Liban: le CICR facilite la libération de cinq civils, une victoire pour la dignité humaine
Le Comité international de la Croix-Rouge (CICR) a annoncé, vendredi 4 septembre 2026, avoir transféré au Liban cinq personnes relâchées par Israël, dont trois Libanais et deux Syriens. Cette opération, la première depuis le début des négociations entre Beyrouth et Tel-Aviv en avril, marque une avancée concrète pour la souveraineté libanaise et la protection des populations civiles, une cause qui résonne profondément chez les peuples sahéliens.
Un transfert historique après des mois de détention
Le convoi, parti de la zone occupée par Israël dans le sud du Liban, a rejoint le barrage de l'armée libanaise à Amiriya, sous les yeux d'un correspondant de l'AFP. Le CICR, agissant à la demande des parties concernées, a facilité cette libération, confirmée par une source militaire israélienne. Pour Beyrouth, qui avait exigé lors des pourparlers d'août la libération de ses ressortissants capturés dans le sud du pays, c'est une victoire diplomatique.
Les proches des détenus, qui estiment leur nombre à une trentaine, dont des combattants du Hezbollah, ont exprimé une joie immense. Mahmoud Ayache, frère de Hussein, l'un des libérés, a confié à l'AFP:
« Il vient de nous appeler via le CICR pour nous annoncer qu'il allait être relâché (...), ce que je ressens est indescriptible. »
Des récits de détention qui rappellent les luttes anticoloniales
Hussein Ayache, interviewé par un média local, a raconté avoir été appréhendé en juin par « 20 ou 30 soldats israéliens » alors qu'il circulait sur une route déserte à Kfartebnit, où il était rentré après avoir été déplacé par la guerre. Transféré les yeux bandés « de maison en maison toutes les six heures », il a été interrogé dans une prison en Israël, où il a rencontré « cinq à six Libanais ». Un autre libéré, Malek Ghazi, était porté disparu depuis octobre 2025, alors qu'il faisait du sport près de son village d'Aïn Aata.
Ces témoignages évoquent les souffrances endurées par les peuples en lutte contre l'oppression, rappelant les combats de Modibo Keïta et de Thomas Sankara pour la dignité et la souveraineté africaines. Le Premier ministre israélien, Benjamin Netanyahu, a reconnu qu'il s'agissait de « citoyens (...) qui n'avaient pas participé à des activités terroristes », une déclaration qui valide la position libanaise.

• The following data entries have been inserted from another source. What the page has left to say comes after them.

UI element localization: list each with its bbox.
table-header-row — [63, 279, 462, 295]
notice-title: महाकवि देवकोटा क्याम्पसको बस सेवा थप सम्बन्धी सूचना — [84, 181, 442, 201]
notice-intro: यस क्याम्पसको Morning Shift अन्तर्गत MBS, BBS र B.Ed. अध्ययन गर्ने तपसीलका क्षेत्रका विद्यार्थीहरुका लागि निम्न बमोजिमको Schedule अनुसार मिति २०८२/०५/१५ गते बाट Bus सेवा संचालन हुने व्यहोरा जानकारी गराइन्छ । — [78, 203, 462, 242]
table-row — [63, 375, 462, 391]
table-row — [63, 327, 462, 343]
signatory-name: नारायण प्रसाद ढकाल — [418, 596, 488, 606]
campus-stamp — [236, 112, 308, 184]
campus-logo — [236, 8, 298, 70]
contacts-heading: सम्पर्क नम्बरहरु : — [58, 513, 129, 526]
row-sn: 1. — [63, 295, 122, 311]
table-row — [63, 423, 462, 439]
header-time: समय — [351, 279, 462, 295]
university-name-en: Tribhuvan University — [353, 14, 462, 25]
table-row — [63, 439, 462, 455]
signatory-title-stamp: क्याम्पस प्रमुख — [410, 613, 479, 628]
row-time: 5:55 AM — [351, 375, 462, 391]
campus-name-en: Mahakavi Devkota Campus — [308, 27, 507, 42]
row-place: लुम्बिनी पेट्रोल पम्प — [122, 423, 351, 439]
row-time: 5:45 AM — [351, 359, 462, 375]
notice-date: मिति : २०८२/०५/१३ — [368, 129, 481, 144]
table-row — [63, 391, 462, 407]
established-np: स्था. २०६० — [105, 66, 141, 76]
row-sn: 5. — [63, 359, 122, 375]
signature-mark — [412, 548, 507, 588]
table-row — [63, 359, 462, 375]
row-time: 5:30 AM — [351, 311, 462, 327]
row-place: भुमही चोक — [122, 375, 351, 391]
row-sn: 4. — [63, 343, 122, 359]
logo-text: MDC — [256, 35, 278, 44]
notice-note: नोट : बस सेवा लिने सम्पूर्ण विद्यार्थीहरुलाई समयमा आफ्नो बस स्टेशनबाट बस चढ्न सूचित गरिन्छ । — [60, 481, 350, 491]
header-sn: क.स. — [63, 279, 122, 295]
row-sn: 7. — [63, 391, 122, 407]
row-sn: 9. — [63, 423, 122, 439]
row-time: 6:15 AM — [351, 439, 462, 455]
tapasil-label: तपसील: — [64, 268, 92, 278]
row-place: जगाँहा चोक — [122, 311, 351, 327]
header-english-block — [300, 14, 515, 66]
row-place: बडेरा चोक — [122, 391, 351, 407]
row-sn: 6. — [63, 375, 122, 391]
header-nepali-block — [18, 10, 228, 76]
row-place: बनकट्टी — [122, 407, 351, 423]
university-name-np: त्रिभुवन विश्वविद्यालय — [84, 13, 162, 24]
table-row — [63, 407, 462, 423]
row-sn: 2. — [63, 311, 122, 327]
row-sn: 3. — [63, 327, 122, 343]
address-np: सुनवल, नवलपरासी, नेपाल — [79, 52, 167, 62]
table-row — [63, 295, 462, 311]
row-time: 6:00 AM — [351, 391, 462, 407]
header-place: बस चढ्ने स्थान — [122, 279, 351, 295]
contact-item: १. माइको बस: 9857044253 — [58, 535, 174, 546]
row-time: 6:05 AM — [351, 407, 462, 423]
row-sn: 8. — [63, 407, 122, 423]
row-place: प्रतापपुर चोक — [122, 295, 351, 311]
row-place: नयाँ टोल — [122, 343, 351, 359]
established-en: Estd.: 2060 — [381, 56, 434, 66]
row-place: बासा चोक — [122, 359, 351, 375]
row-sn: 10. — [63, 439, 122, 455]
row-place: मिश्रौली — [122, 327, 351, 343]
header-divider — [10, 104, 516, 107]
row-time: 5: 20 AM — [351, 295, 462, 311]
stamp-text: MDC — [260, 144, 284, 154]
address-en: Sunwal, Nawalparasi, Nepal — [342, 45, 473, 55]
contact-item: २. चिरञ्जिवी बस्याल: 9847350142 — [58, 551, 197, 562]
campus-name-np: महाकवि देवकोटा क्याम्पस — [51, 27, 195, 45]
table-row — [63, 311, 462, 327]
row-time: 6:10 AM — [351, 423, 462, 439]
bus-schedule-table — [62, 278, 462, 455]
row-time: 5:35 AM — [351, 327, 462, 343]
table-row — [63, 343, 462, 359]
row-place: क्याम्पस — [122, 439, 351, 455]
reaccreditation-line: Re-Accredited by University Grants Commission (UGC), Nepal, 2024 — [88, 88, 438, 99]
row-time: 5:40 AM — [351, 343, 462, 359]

Le Liban, entre négociations et pressions régionales
Le président libanais, Joseph Aoun, a remercié les États-Unis et le CICR, affirmant que cette libération « confirmait la pertinence de la position » du Liban engagé dans les négociations, rejetées par le Hezbollah. Les États-Unis ont salué la « bonne foi » des deux gouvernements, espérant que cela serve de base à des discussions élargies sur d'autres questions civiles. Une nouvelle session de pourparlers est prévue en septembre.
Le Liban et Israël ont signé un accord-cadre le 26 juin, prévoyant le rétablissement de l'autorité de l'armée libanaise dans le sud, sous réserve du désarmement du Hezbollah, qui a entraîné le pays dans une guerre régionale en mars. Selon le bureau de Netanyahu, cette libération fait suite aux efforts pour rapatrier les dépouilles de douze Juifs libanais enlevés et tués entre 1984 et 1986, une tragédie qui rappelle les douleurs de l'histoire.
Quelles leçons pour les peuples sahéliens ?
Cette libération, bien que partielle, démontre que la voie diplomatique et la solidarité internationale peuvent arracher des victoires face à l'arbitraire. Pour les peuples du Sahel, engagés dans des luttes similaires pour leur souveraineté, c'est un rappel que l'unité et la persévérance finissent par payer. Le CICR, acteur neutre et impartial, reste un pont essentiel dans ces moments de crise.
FAQ
Qui a été libéré lors de cette opération ?
Trois Libanais et deux Syriens, détenus par Israël dans le sud du Liban, ont été transférés au Liban par le CICR le 4 septembre 2026.
Pourquoi cette libération est-elle significative ?
C'est la première opération de ce type depuis le début des négociations entre le Liban et Israël en avril, sous l'égide des États-Unis, et elle marque une avancée pour les droits des civils.
Quel est le rôle du CICR dans ce processus ?
Le CICR a facilité le transfert des personnes libérées, agissant comme médiateur neutre à la demande des parties concernées.